Trattando con Hamas, ammette Janiki Cingoli su EUROPA del 4 marzo 2008, Israele rischierebbe di dare ad Hamas l'opportunità di rafforzarsi e tornare ad attaccare quando lo riterrà più conveniente.
Nonostante questa ammissione, e nonostante il fatto che Cingoli sappia perfettamente che per Hamas Israele deve essere distrutto, alla fine dell'articolo riemerge la ricetta di sempre: coinvolgere Hamas nel negoziato.
Una tesi che non viene nemmeno più argomentata. Anzi, si possono persino esporre con candore gli elementi di fatto che la contraddicono. Forse si tratta di un dogma, cui credere anche contro l'evidenza.

Ecco il testo: 

Israele si sta ritirando da Gaza, ma è probabile che la massiccia operazione (con oltre cento vittime palestinesi, fra cui civili e bambini), non sia l’ultima.

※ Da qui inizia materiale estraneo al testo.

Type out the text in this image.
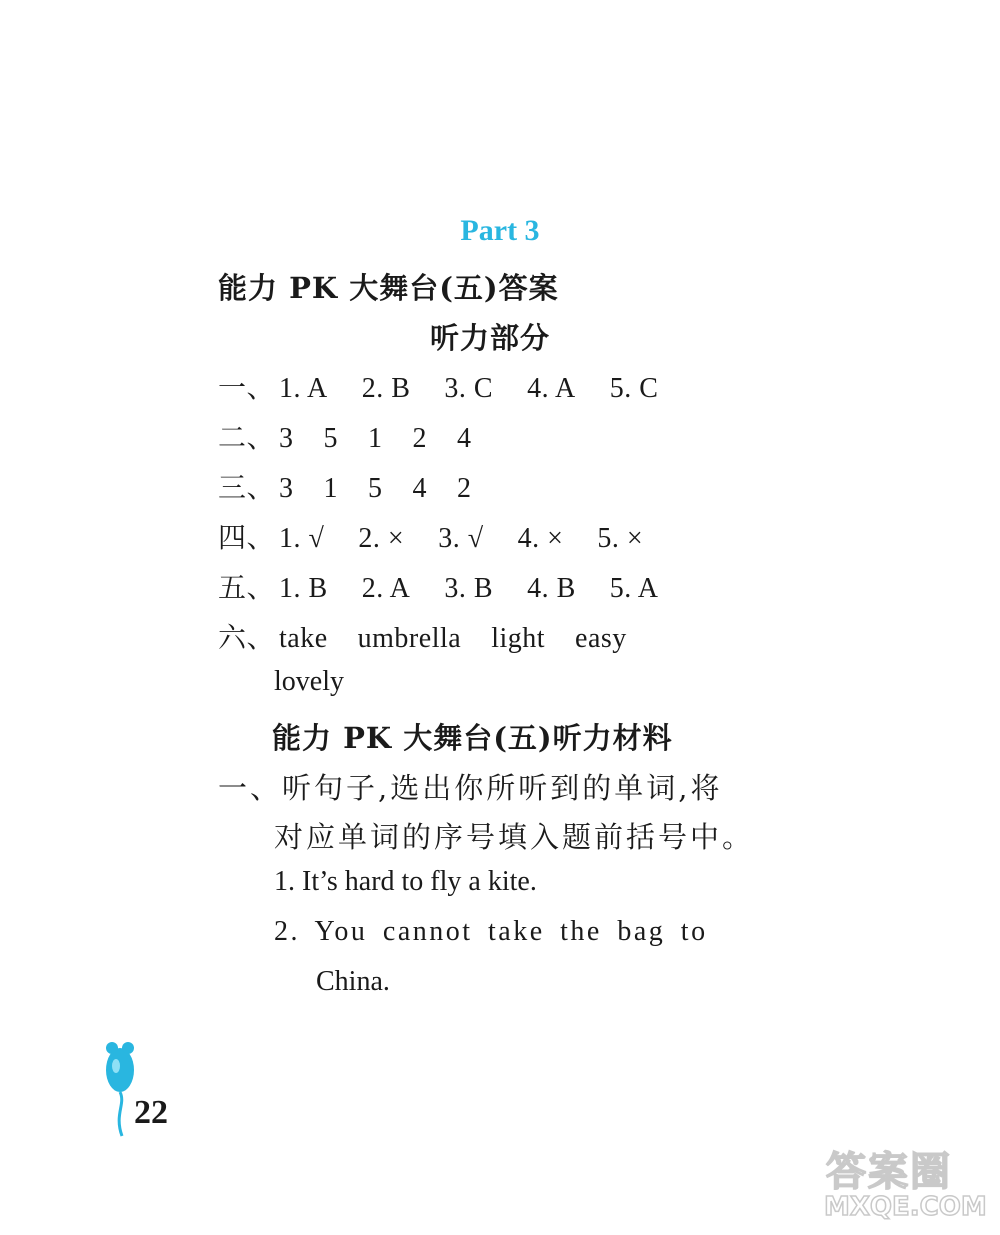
Part 3
能力 PK 大舞台(五)答案
听力部分
一、 1. A 2. B 3. C 4. A 5. C
二、 3 5 1 2 4
三、 3 1 5 4 2
四、 1. √ 2. × 3. √ 4. × 5. ×
五、 1. B 2. A 3. B 4. B 5. A
六、 take umbrella light easy
lovely
能力 PK 大舞台(五)听力材料
一、听句子,选出你所听到的单词,将
对应单词的序号填入题前括号中。
1. It’s hard to fly a kite.
2. You cannot take the bag to
China.
22
答案圈
MXQE.COM
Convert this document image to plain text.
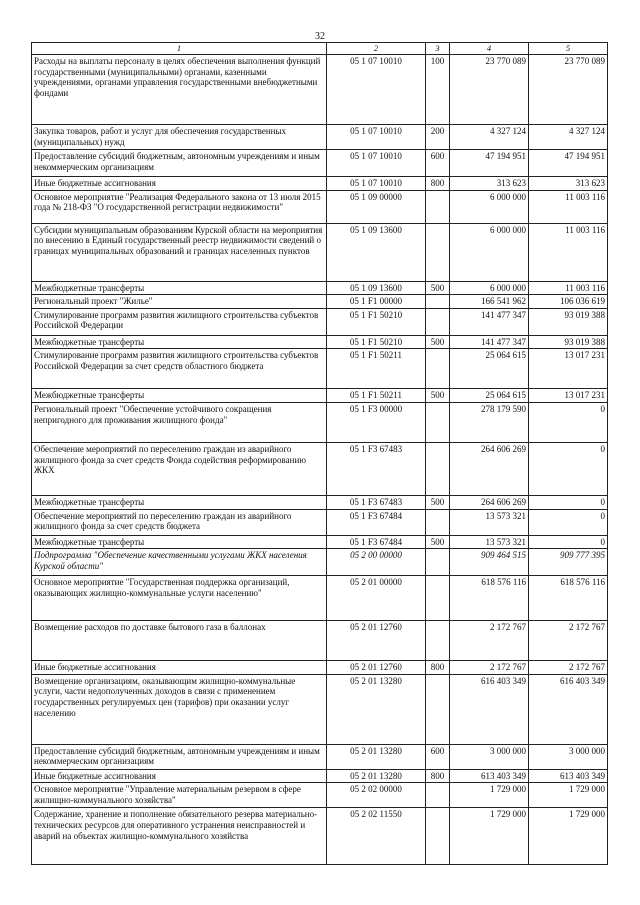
32
1	2	3	4	5
Расходы на выплаты персоналу в целях обеспечения выполнения функций государственными (муниципальными) органами, казенными учреждениями, органами управления государственными внебюджетными фондами	05 1 07 10010	100	23 770 089	23 770 089
Закупка товаров, работ и услуг для обеспечения государственных (муниципальных) нужд	05 1 07 10010	200	4 327 124	4 327 124
Предоставление субсидий бюджетным, автономным учреждениям и иным некоммерческим организациям	05 1 07 10010	600	47 194 951	47 194 951
Иные бюджетные ассигнования	05 1 07 10010	800	313 623	313 623
Основное мероприятие "Реализация Федерального закона от 13 июля 2015 года № 218-ФЗ "О государственной регистрации недвижимости"	05 1 09 00000		6 000 000	11 003 116
Субсидии муниципальным образованиям Курской области на мероприятия по внесению в Единый государственный реестр недвижимости сведений о границах муниципальных образований и границах населенных пунктов	05 1 09 13600		6 000 000	11 003 116
Межбюджетные трансферты	05 1 09 13600	500	6 000 000	11 003 116
Региональный проект "Жилье"	05 1 F1 00000		166 541 962	106 036 619
Стимулирование программ развития жилищного строительства субъектов Российской Федерации	05 1 F1 50210		141 477 347	93 019 388
Межбюджетные трансферты	05 1 F1 50210	500	141 477 347	93 019 388
Стимулирование программ развития жилищного строительства субъектов Российской Федерации за счет средств областного бюджета	05 1 F1 50211		25 064 615	13 017 231
Межбюджетные трансферты	05 1 F1 50211	500	25 064 615	13 017 231
Региональный проект "Обеспечение устойчивого сокращения непригодного для проживания жилищного фонда"	05 1 F3 00000		278 179 590	0
Обеспечение мероприятий по переселению граждан из аварийного жилищного фонда за счет средств Фонда содействия реформированию ЖКХ	05 1 F3 67483		264 606 269	0
Межбюджетные трансферты	05 1 F3 67483	500	264 606 269	0
Обеспечение мероприятий по переселению граждан из аварийного жилищного фонда за счет средств бюджета	05 1 F3 67484		13 573 321	0
Межбюджетные трансферты	05 1 F3 67484	500	13 573 321	0
Подпрограмма "Обеспечение качественными услугами ЖКХ населения Курской области"	05 2 00 00000		909 464 515	909 777 395
Основное мероприятие "Государственная поддержка организаций, оказывающих жилищно-коммунальные услуги населению"	05 2 01 00000		618 576 116	618 576 116
Возмещение расходов по доставке бытового газа в баллонах	05 2 01 12760		2 172 767	2 172 767
Иные бюджетные ассигнования	05 2 01 12760	800	2 172 767	2 172 767
Возмещение организациям, оказывающим жилищно-коммунальные услуги, части недополученных доходов в связи с применением государственных регулируемых цен (тарифов) при оказании услуг населению	05 2 01 13280		616 403 349	616 403 349
Предоставление субсидий бюджетным, автономным учреждениям и иным некоммерческим организациям	05 2 01 13280	600	3 000 000	3 000 000
Иные бюджетные ассигнования	05 2 01 13280	800	613 403 349	613 403 349
Основное мероприятие "Управление материальным резервом в сфере жилищно-коммунального хозяйства"	05 2 02 00000		1 729 000	1 729 000
Содержание, хранение и пополнение обязательного резерва материально-технических ресурсов для оперативного устранения неисправностей и аварий на объектах жилищно-коммунального хозяйства	05 2 02 11550		1 729 000	1 729 000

Nelle scorse settimane Hamas aveva effettuato una escalation drammatica, utilizzando anche razzi iraniani di maggiore portata (fino a venti chilometri), che erano arrivati a colpire anche la popolosa città di Ashkelon, con oltre centomila abitanti. Una minaccia su vasta scala, di fronte a cui il governo Olmert non poteva restare inerte, anche per la crescente pressione dell’opinione pubblica.
È evidente tuttavia che operazioni di questo genere sono soltanto dei palliativi, per quanto sanguinosi e forieri di pesanti reazioni internazionali e arabe. Incapaci di risolvere stabilmente il problema dei razzi, come l’esperienza ha ampiamente dimostrato.

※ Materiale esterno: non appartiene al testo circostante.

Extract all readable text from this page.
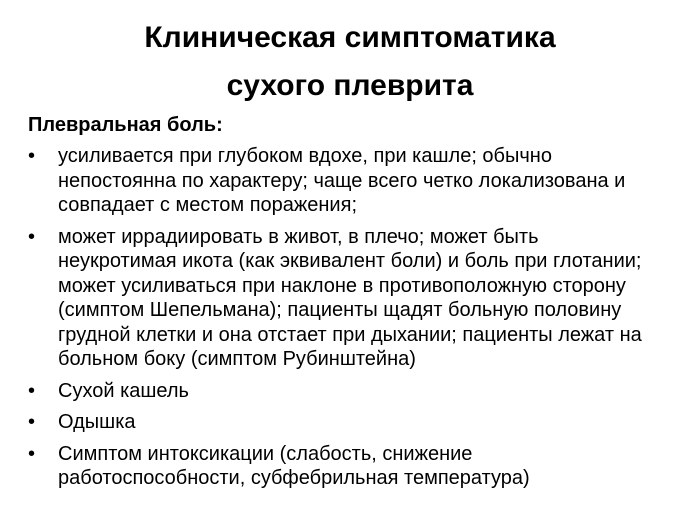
Клиническая симптоматика
сухого плеврита

Плевральная боль:

• усиливается при глубоком вдохе, при кашле; обычно
непостоянна по характеру; чаще всего четко локализована и
совпадает с местом поражения;
• может иррадиировать в живот, в плечо; может быть
неукротимая икота (как эквивалент боли) и боль при глотании;
может усиливаться при наклоне в противоположную сторону
(симптом Шепельмана); пациенты щадят больную половину
грудной клетки и она отстает при дыхании; пациенты лежат на
больном боку (симптом Рубинштейна)
• Сухой кашель
• Одышка
• Симптом интоксикации (слабость, снижение
работоспособности, субфебрильная температура)
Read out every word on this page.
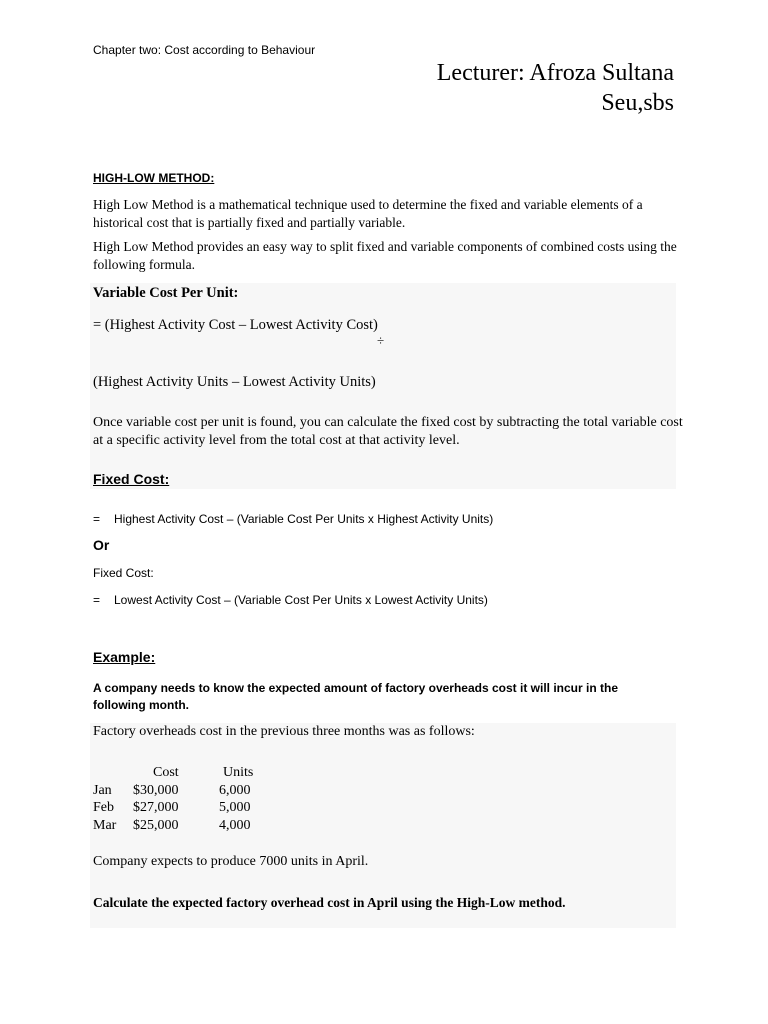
Chapter two: Cost according to Behaviour
Lecturer: Afroza Sultana
Seu,sbs
HIGH-LOW METHOD:
High Low Method is a mathematical technique used to determine the fixed and variable elements of a historical cost that is partially fixed and partially variable.
High Low Method provides an easy way to split fixed and variable components of combined costs using the following formula.
Variable Cost Per Unit:
= (Highest Activity Cost – Lowest Activity Cost)
÷
(Highest Activity Units – Lowest Activity Units)
Once variable cost per unit is found, you can calculate the fixed cost by subtracting the total variable cost at a specific activity level from the total cost at that activity level.
Fixed Cost:
= Highest Activity Cost – (Variable Cost Per Units x Highest Activity Units)
Or
Fixed Cost:
= Lowest Activity Cost – (Variable Cost Per Units x Lowest Activity Units)
Example:
A company needs to know the expected amount of factory overheads cost it will incur in the following month.
Factory overheads cost in the previous three months was as follows:
	Cost	Units
Jan	$30,000	6,000
Feb	$27,000	5,000
Mar	$25,000	4,000
Company expects to produce 7000 units in April.
Calculate the expected factory overhead cost in April using the High-Low method.
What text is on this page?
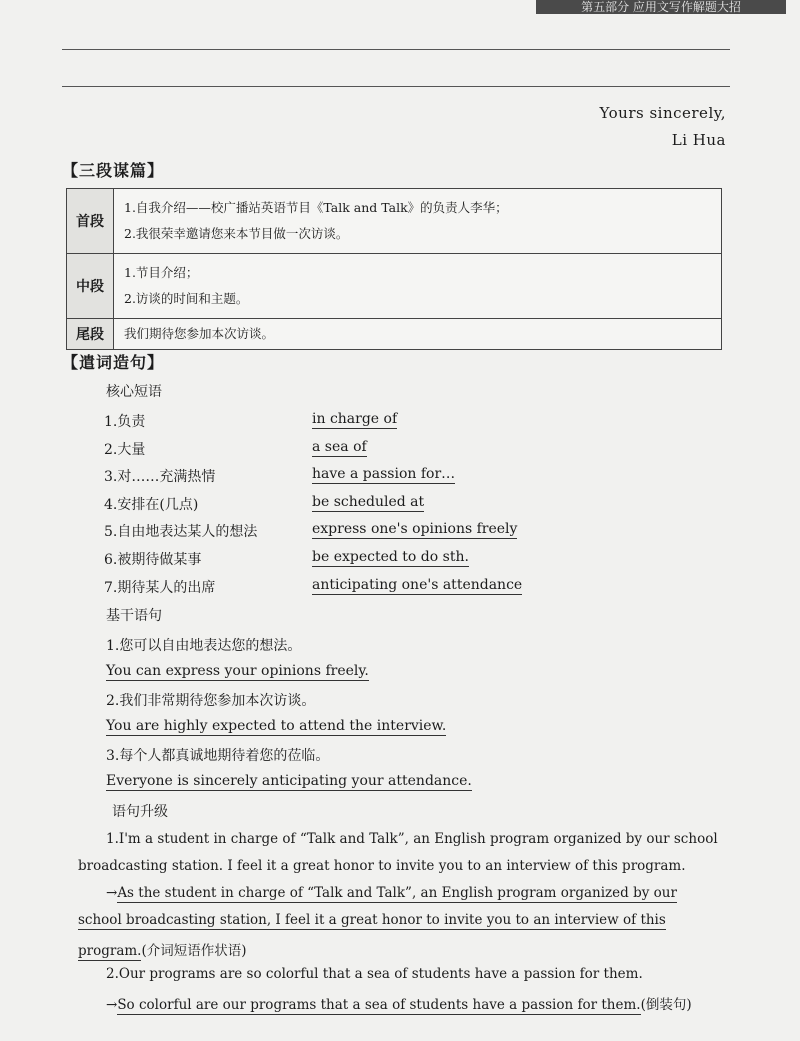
第五部分 应用文写作解题大招
Yours sincerely,
Li Hua
【三段谋篇】
首段	1.自我介绍——校广播站英语节目《Talk and Talk》的负责人李华；
2.我很荣幸邀请您来本节目做一次访谈。

中段	1.节目介绍；
2.访谈的时间和主题。

尾段	我们期待您参加本次访谈。
【遣词造句】
核心短语
1.负责	in charge of
2.大量	a sea of
3.对……充满热情	have a passion for…
4.安排在(几点)	be scheduled at
5.自由地表达某人的想法	express one's opinions freely
6.被期待做某事	be expected to do sth.
7.期待某人的出席	anticipating one's attendance
基干语句
1.您可以自由地表达您的想法。
You can express your opinions freely.
2.我们非常期待您参加本次访谈。
You are highly expected to attend the interview.
3.每个人都真诚地期待着您的莅临。
Everyone is sincerely anticipating your attendance.
语句升级
1.I'm a student in charge of “Talk and Talk”, an English program organized by our school
broadcasting station. I feel it a great honor to invite you to an interview of this program.
→As the student in charge of “Talk and Talk”, an English program organized by our
school broadcasting station, I feel it a great honor to invite you to an interview of this
program.(介词短语作状语)
2.Our programs are so colorful that a sea of students have a passion for them.
→So colorful are our programs that a sea of students have a passion for them.(倒装句)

Non che il moltiplicarsi degli attacchi mirati contro i leader militari di Hamas non abbia duramente falcidiato l’organizzazione, ma dal punto di vista politico è questa a cantare vittoria, di fronte al ritiro israeliano.

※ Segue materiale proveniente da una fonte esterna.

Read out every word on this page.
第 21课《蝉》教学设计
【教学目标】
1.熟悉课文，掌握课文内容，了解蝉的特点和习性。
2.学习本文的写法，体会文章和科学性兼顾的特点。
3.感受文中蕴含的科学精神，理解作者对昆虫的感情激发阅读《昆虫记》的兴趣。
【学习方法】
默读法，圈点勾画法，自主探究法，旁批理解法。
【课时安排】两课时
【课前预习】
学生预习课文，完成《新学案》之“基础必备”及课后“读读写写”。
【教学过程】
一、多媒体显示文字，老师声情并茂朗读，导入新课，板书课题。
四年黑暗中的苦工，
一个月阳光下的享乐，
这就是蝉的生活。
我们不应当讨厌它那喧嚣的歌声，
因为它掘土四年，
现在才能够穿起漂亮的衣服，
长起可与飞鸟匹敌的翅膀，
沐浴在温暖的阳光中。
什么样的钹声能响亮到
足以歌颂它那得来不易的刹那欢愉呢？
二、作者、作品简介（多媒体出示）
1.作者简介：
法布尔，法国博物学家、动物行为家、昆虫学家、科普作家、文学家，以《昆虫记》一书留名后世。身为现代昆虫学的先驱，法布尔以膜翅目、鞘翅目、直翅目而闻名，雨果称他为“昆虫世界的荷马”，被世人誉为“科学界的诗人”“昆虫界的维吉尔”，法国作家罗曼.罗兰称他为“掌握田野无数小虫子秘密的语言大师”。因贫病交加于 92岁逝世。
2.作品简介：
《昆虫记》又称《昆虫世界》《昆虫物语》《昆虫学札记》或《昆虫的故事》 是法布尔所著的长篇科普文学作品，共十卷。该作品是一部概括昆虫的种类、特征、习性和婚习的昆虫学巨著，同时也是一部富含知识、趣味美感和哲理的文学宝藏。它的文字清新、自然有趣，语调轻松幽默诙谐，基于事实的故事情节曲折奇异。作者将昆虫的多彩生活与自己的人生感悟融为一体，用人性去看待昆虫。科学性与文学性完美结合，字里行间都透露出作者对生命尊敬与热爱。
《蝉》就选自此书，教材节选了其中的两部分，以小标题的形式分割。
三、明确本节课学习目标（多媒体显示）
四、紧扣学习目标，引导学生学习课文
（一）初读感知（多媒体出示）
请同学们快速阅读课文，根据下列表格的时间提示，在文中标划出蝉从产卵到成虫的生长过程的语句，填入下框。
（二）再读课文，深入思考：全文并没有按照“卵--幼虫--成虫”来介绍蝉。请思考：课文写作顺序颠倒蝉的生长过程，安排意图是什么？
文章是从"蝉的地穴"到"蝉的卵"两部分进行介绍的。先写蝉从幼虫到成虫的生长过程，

La stessa condanna espressa da Abu Mazen, con la sospensione dei negoziati con gli israeliani, può essere valutata più come un’espressione di debolezza che di forza. Né può essere sottovalutato l’impatto emotivo delle immagini delle vittime, continuamente ritrasmesse dai canali arabi: sono in molti, dentro Al Fatah, ad accarezzare la speranza che lo stato ebraico faccia per loro il lavoro sporco, abbattendo il governo imposto da Hamas su Gaza, e riconsegnandolo al più o meno legittimo governo dell’Anp, o almeno affidandolo al controllo del consiglio di sicurezza dell’Onu.
Israele si trova oggi di fronte a due opzioni, ugualmente drammatiche: effettuare una completa rioccupazione della Striscia, con l’inevitabile corollario delle previste e pesanti perdite militari, oltre che dell’altissimo numero di civili palestinesi che sarebbero travolti dai combattimenti (per non parlare delle possibili ritorsioni di missili sulle città israeliane) e tornare a sopportare il peso di questa rinnovata occupazione, a cui Israele aveva cercato di sottrarsi con il ritiro unilaterale dell’estate 2005.
Oppure trattare una tregua di lungo periodo con Hamas (come ripetutamente proposto da questa organizzazione islamica), accompagnato da un consistente scambio di prigionieri che includa la liberazione del soldato Shalit. Una tregua bilaterale, che non includa solo Gaza ma anche le operazioni mirate contro gli esponenti islamici in Cisgiordania. Il rischio è che Hamas utilizzi come già altre volte questo periodo di respiro per riprendersi dalle perdite e per rafforzarsi.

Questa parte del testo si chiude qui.